Effect: \(X^T X + \alpha I_n\) is always invertible for \(\alpha > 0\), even when \(X^T X\) is singular.

TipWhy This Works

Adding \(\alpha I_n\) increases all eigenvalues of \(X^T X\) by \(\alpha\). Since \(\alpha > 0\), no eigenvalue can be zero, ensuring invertibility.

Two Variants: Ridge vs Pseudo-Inverse

This approach gives us two related solutions depending on the value of \(\alpha\):

1. Ridge Regression (L2 Regularization): Use \(\alpha > 0\) in practice. This is the common approach where you choose a small positive regularization parameter.

2. Moore-Penrose Pseudo-Inverse: The limiting case as \(\alpha \to 0\):

\[ X^+ = \lim_{\alpha \to 0} (X^T X + \alpha I_n)^{-1} X^T \]

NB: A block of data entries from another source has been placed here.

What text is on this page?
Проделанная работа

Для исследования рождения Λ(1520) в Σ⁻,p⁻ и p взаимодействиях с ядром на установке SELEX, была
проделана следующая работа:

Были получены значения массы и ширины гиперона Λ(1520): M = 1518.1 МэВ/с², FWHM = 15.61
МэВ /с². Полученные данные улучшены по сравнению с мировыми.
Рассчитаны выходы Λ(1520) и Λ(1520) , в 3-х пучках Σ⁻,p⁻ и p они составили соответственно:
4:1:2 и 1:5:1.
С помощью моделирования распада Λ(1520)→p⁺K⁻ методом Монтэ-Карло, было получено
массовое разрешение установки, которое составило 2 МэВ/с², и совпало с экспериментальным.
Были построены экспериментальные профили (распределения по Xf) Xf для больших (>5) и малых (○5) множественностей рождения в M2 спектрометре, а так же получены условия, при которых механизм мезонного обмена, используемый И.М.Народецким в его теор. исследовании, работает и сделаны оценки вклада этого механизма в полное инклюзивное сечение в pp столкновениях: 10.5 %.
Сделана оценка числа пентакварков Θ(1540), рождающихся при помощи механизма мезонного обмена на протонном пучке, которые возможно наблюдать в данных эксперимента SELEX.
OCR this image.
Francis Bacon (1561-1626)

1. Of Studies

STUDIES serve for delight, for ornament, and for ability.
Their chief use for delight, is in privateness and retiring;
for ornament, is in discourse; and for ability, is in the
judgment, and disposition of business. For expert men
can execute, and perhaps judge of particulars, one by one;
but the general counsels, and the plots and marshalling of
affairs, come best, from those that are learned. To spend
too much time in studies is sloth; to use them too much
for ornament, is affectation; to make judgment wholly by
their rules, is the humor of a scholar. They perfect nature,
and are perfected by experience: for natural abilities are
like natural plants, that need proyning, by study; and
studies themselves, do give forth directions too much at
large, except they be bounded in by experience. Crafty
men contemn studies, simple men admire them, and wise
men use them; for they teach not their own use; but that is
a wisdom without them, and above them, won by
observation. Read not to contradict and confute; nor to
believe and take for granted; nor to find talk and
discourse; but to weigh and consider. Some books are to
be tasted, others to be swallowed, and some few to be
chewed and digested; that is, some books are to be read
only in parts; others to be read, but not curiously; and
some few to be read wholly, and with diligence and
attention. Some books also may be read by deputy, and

This is the pseudo-inverse of \(X\), which exists even when \(X^T X\) is singular.

Properties:

  • When \(X^T X\) is invertible: \(X^+ = (X^T X)^{-1} X^T\) (standard inverse)
  • When \(X^T X\) is singular: \(X^+\) provides the minimum-norm solution

Intuitive Derivation: From Scalar to Matrix

Understanding the matrix form becomes easier if we start from a simple scalar case.

Scalar Case

For a simple quadratic loss \((ax - c)^2\) where \(a\) is input, \(x\) is weight, and \(c\) is target:

Expand:

\[ \text{Loss} = a^2 x^2 - 2acx + c^2 \]

Derivative:

\[ \frac{\partial \text{Loss}}{\partial x} = 2a^2 x - 2ac \]

Set to zero:

\[ 2a^2 x = 2ac \quad \Rightarrow \quad x = \frac{c}{a} \]

Extension to Matrix Form

By analogy, replace:

  • \(a^2 \to X^T X\) (scalar squared becomes matrix product)
  • \(x \to w\) (scalar weight becomes weight vector)
  • \(ac \to X^T y\) (scalar product becomes matrix-vector product)

This gives:

\[ \nabla_w J(w) = 2X^T Xw - 2X^T y \]

ImportantKey Insight

The matrix derivative follows the same pattern as the scalar derivative, with appropriate transpose operations to maintain dimensional consistency.

Summary

Scenario \(X^T X\) Status Solution Method
\(m \geq n\), full rank Invertible \(w = (X^T X)^{-1} X^T y\)
\(m < n\) (under-constrained) Not invertible \(w = (X^T X + \alpha I_n)^{-1} X^T y\)
Rank deficient Not invertible Use pseudo-inverse \(X^+\)

Key principle: Regularization \(X^T X + \alpha I_n\) ensures invertibility by adding a small positive value to all eigenvalues of \(X^T X\), making the system solvable even in under-constrained scenarios.